Même son de cloche dans le cadre de la prise en charge de l’endométriose qui concernerait, selon le ministère de la Santé, environ 2,5 millions de femmes en France et qui, en février 2022, a fait l’objet d’une stratégie nationale volontariste, fondée entre autres sur la mobilisation de fonds supplémentaires pour la recherche clinique. Impossible, là encore, de faire sans le secteur privé, qui prend aujourd’hui en charge deux patientes sur trois atteintes d’endométriose. Dans le domaine de la cancérologie, les cliniques du groupe Elsan prennent en charge un patient sur huit France. Un taux qui monte à un sur cinq pour la prise en charge du cancer de la prostate.

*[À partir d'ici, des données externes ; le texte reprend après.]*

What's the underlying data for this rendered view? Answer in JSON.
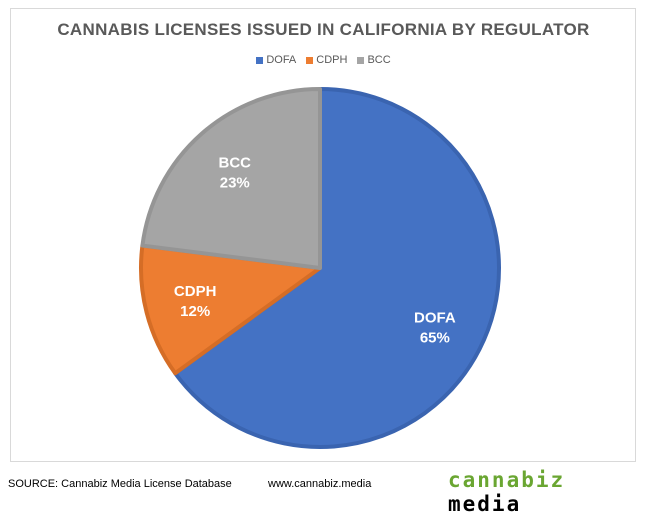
{
  "chart_data": {
    "type": "pie",
    "title": "CANNABIS LICENSES ISSUED IN CALIFORNIA BY REGULATOR",
    "categories": [
      "DOFA",
      "CDPH",
      "BCC"
    ],
    "values": [
      65,
      12,
      23
    ],
    "labels": [
      "65%",
      "12%",
      "23%"
    ],
    "colors": [
      "#4472c4",
      "#ed7d31",
      "#a5a5a5"
    ],
    "legend": "top"
  },
  "footer": {
    "source": "SOURCE: Cannabiz Media License Database",
    "url": "www.cannabiz.media",
    "logo_part1": "cannabiz",
    "logo_part2": "media",
    "logo_colors": [
      "#6aa632",
      "#000000"
    ]
  }
}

Lutte contre la désertification médicale
C’est enfin dans le domaine de la lutte contre la désertification médicale que le secteur privé se positionne de plus en plus. La chute de la démographie médicale laisse en effet 12 % des Français, soit environ 7 millions de personnes, dans un « désert médical », notamment dans les espaces ruraux et certaines villes moyennes. Un phénomène aggravé par les restructurations successives des établissements publics et le manque de personnels. A Pierrelatte, dans la Drôme, un premier centre de santé ouvert par le groupe Ramsay s’est installé au cœur de la ville de 15 000 habitants, où un tiers des habitants est dépourvu de médecin traitant. Dans le Loiret, un centre hébergé par la clinique de l’Archette, à Olivet, a été inauguré en mai 2019 afin de prendre en charge tous les malades, sans rendez-vous, afin de garantir un accès direct aux soins non-programmés.